NEW YORK — In its analysis of how 2010 is likely to unfold, Fitch Ratings suggested that credit quality for domestic vehicle suppliers should improve.

Fitch also suggested in its analysis that global auto sales likely bottomed out last year, but noted that the auto industry's "weakened condition" should become healthier this year.

Officials said there should be a strengthening in U.S. auto suppliers' financial profiles because of higher vehicle volumes, reduced costs and improved capacity utilization.

"Credit quality had already begun to improve in late 2009 given access to credit and the capital markets, adequate liquidity and debt maturity extensions," Fitch noted.

However officials indicated that suppliers in Europe would continue to see challenging credit circumstances as this year goes along.

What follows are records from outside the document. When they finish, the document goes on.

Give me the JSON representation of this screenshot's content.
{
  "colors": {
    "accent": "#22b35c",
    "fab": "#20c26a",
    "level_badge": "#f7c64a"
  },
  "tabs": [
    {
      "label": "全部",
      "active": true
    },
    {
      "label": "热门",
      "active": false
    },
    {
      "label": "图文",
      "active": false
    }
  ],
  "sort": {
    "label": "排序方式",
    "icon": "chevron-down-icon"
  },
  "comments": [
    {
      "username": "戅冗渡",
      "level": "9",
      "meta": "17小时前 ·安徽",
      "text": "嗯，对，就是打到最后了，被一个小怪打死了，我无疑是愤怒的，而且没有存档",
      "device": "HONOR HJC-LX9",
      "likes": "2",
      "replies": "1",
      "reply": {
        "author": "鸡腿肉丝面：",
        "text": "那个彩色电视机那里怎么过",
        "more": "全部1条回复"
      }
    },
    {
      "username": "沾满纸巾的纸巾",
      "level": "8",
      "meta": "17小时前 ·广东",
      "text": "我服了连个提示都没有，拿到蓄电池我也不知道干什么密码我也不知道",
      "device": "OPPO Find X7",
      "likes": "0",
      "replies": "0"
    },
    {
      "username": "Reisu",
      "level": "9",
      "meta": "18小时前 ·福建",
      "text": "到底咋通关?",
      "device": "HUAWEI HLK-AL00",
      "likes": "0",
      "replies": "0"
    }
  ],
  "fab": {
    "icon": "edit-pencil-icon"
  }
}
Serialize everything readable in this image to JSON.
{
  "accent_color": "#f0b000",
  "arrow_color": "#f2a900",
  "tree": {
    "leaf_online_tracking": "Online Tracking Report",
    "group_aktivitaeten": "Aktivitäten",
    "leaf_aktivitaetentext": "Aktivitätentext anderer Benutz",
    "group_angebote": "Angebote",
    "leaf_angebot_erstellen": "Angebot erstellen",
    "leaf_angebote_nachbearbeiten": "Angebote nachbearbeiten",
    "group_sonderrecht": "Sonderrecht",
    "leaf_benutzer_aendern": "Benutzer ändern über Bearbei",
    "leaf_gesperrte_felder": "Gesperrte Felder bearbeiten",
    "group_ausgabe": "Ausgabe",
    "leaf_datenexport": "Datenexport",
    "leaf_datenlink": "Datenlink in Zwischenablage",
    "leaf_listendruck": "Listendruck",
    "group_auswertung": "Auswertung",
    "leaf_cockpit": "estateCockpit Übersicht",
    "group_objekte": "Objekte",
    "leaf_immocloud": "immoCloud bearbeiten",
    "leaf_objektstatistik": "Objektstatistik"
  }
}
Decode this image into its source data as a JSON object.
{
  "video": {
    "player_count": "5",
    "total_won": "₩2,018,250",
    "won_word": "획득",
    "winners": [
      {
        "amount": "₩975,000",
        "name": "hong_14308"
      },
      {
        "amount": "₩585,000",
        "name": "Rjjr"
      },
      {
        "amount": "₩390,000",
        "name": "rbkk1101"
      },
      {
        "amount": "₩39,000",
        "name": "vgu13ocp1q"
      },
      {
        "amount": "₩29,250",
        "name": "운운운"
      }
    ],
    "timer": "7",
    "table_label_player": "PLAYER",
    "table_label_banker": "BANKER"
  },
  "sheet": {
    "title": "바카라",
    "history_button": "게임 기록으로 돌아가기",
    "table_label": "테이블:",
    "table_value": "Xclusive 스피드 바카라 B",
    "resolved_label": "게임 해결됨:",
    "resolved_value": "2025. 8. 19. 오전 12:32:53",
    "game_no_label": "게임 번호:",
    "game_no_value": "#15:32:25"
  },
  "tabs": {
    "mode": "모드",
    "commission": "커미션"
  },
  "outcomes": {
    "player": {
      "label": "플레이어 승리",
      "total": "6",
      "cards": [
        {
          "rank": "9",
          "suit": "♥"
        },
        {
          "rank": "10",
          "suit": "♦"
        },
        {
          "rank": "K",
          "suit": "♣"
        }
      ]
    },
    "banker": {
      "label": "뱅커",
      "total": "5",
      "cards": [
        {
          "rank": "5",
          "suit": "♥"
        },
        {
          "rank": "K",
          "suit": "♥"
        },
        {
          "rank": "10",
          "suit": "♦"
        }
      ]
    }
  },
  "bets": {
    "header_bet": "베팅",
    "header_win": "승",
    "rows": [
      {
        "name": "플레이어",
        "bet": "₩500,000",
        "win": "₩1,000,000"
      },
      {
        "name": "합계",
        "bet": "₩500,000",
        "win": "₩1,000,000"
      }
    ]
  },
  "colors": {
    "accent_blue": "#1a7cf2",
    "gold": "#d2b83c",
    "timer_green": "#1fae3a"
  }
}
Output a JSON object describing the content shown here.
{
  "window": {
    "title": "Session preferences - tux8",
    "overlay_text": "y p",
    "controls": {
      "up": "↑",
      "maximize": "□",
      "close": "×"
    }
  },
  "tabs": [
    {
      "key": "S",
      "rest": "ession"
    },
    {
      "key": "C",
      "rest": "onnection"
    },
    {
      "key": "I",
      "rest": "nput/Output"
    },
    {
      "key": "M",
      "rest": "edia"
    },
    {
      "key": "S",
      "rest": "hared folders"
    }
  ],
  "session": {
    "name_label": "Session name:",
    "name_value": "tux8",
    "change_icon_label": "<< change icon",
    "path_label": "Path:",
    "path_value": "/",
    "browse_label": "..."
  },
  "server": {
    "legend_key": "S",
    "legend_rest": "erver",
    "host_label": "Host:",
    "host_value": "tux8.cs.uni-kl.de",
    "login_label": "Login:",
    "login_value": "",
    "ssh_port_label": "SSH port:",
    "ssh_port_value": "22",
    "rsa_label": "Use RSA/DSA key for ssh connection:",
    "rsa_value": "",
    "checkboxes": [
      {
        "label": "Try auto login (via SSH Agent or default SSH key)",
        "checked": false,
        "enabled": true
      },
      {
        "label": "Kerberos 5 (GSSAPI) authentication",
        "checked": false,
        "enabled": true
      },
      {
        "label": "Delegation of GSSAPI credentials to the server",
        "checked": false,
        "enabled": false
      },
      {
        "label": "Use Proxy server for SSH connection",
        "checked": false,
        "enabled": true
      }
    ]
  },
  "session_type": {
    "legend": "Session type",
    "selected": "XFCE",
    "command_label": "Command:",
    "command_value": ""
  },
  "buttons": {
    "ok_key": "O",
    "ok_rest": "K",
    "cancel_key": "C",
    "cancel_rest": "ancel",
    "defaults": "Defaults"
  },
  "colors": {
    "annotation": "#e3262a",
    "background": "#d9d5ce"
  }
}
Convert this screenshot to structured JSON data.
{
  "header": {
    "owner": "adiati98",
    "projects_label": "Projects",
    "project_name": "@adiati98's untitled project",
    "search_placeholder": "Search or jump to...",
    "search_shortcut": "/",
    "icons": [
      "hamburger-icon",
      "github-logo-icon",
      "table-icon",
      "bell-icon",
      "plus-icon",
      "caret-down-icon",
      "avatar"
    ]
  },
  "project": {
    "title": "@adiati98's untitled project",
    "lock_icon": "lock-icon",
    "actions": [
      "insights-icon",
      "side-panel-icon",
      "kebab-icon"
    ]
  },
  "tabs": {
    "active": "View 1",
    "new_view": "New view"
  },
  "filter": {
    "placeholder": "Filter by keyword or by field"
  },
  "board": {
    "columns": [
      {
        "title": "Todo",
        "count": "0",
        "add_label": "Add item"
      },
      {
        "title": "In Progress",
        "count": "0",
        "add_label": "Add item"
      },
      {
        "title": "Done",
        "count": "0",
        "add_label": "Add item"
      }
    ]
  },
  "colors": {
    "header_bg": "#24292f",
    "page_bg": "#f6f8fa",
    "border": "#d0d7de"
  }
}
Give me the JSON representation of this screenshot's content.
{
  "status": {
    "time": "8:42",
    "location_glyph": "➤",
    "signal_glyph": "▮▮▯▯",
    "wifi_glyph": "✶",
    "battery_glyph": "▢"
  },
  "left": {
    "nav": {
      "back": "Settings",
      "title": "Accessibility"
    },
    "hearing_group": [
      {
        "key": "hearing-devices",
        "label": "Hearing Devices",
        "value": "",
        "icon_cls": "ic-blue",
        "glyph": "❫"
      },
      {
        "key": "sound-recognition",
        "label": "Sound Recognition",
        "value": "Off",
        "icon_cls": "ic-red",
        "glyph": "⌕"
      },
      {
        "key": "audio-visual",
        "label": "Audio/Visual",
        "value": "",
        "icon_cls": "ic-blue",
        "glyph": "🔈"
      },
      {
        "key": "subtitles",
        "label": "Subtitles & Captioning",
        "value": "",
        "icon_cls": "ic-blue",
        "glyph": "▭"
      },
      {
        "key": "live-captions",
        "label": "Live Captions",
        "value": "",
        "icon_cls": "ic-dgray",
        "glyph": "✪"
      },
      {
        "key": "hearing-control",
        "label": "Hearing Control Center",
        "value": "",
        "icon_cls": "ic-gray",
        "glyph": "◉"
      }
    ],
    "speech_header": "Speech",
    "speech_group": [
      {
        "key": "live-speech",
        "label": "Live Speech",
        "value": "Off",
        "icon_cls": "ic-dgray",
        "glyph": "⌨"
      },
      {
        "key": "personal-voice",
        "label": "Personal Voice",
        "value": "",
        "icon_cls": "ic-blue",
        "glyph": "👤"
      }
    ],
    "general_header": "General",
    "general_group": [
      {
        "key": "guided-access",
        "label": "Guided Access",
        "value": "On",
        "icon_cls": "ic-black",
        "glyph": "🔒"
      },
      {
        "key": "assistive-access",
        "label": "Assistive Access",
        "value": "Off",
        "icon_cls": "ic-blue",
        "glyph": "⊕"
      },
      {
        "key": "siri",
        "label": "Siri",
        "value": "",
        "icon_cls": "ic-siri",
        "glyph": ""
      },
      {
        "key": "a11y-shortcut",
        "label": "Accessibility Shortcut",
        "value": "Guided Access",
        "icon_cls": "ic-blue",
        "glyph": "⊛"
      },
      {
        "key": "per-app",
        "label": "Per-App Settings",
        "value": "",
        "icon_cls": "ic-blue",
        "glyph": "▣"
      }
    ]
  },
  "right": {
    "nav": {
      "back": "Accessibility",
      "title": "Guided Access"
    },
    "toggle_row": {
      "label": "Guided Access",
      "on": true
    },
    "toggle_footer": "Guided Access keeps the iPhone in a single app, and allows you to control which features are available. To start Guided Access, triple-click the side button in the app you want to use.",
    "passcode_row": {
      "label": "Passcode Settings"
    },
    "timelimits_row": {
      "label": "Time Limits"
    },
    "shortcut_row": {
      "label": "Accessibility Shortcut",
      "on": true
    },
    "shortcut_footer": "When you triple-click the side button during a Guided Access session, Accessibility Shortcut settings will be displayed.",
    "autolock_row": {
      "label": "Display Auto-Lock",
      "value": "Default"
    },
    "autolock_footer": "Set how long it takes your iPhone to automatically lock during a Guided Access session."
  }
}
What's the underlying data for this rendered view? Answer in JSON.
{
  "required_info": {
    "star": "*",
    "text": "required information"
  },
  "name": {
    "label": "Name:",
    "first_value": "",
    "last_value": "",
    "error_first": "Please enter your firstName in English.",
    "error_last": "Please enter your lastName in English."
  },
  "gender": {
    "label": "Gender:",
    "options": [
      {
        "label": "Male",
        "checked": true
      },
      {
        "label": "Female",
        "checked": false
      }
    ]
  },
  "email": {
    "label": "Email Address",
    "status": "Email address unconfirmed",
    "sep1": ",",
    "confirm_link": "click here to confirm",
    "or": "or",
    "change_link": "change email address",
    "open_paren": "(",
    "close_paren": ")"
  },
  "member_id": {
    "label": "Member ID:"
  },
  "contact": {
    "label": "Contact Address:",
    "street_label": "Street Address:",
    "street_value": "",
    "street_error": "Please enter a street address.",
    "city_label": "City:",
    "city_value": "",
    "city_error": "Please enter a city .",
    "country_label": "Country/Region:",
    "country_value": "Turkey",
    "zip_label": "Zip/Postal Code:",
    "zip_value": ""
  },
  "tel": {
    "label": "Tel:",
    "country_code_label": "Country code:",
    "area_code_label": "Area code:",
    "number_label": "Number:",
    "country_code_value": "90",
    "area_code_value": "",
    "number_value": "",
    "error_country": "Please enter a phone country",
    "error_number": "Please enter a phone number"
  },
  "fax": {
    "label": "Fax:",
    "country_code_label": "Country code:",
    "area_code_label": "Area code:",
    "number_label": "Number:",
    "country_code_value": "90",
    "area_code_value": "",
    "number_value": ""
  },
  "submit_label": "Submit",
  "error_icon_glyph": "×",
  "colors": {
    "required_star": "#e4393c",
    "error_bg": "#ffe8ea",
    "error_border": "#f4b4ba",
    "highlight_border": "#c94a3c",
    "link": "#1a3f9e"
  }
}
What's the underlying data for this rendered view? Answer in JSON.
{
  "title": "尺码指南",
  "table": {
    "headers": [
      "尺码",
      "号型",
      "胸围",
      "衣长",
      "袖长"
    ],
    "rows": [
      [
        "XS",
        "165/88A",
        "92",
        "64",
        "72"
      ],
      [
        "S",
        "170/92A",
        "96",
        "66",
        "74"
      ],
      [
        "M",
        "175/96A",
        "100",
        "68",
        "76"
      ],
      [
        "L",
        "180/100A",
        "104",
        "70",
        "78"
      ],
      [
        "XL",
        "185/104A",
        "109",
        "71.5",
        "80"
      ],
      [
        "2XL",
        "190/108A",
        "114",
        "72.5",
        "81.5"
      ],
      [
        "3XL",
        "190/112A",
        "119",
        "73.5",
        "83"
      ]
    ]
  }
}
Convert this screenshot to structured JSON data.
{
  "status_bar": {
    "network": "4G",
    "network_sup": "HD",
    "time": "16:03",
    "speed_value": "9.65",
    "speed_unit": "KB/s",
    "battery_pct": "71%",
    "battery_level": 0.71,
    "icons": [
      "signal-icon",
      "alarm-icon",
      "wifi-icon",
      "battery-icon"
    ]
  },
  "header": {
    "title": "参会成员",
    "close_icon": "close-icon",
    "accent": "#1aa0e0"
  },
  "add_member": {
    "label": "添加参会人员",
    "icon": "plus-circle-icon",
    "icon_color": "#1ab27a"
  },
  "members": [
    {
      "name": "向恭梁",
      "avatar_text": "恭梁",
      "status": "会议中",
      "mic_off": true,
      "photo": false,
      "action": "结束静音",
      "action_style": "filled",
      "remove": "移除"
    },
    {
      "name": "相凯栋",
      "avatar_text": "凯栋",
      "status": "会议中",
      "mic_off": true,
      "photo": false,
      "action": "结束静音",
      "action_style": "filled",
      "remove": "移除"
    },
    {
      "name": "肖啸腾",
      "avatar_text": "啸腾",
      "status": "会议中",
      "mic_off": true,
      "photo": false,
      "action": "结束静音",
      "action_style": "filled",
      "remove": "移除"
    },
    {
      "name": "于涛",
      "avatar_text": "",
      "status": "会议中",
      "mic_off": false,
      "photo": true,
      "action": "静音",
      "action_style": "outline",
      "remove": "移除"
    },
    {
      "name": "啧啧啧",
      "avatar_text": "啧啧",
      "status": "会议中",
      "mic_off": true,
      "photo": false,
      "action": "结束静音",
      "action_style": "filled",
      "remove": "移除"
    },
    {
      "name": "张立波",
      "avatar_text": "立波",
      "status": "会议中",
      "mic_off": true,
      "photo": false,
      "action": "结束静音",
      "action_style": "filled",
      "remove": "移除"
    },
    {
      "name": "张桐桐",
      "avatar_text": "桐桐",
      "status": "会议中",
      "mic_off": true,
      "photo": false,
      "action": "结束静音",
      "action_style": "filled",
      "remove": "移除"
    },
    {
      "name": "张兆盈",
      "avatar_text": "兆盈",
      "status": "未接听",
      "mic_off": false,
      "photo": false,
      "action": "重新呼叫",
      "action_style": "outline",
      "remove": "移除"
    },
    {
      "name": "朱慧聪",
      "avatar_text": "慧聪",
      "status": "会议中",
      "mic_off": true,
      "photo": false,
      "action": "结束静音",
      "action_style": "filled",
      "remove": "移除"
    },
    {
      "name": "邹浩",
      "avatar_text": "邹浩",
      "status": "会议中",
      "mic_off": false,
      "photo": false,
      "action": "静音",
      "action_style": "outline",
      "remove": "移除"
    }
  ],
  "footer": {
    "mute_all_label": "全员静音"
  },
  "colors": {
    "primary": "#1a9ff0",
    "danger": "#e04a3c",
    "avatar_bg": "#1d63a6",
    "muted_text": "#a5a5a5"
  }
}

Fitch believes the overall credit quality of the European automotive supply industry will likely remain under pressure in 2010.

Continuing on, Fitch executives explained that "credit profiles for autos remain mixed, with U.S. manufacturers still the most competitively disadvantaged and European manufacturers facing a difficult home market.

"While the auto industry's performance will improve in 2010, the recession did not lead to the material cut in assembly capacity and industry consolidation that was anticipated at the start of the auto industry and financial crises, notably because of social and political issues," they continued.

"This missed opportunity will remain a major constraint to higher industry profitability for the foreseeable future," they added.

Fitch also noted that while the sales conditions in domestic and Japanese markets should recover slightly this year, executives didn't expect a significant turnaround in European sales because of what they said was "result of a payback effect from incentive schemes in that region being phased out."

Officials went on to mention that "sales in Europe will be slowed by high unemployment, weak consumer confidence, and the lost wealth effect from lower housing prices especially in some countries including the United Kingdom and Spain.

"For companies rated by Fitch, margins should improve given cost cutting and restructuring; however, free cash flow is expected to be significantly less than 2009," Fitch officials concluded.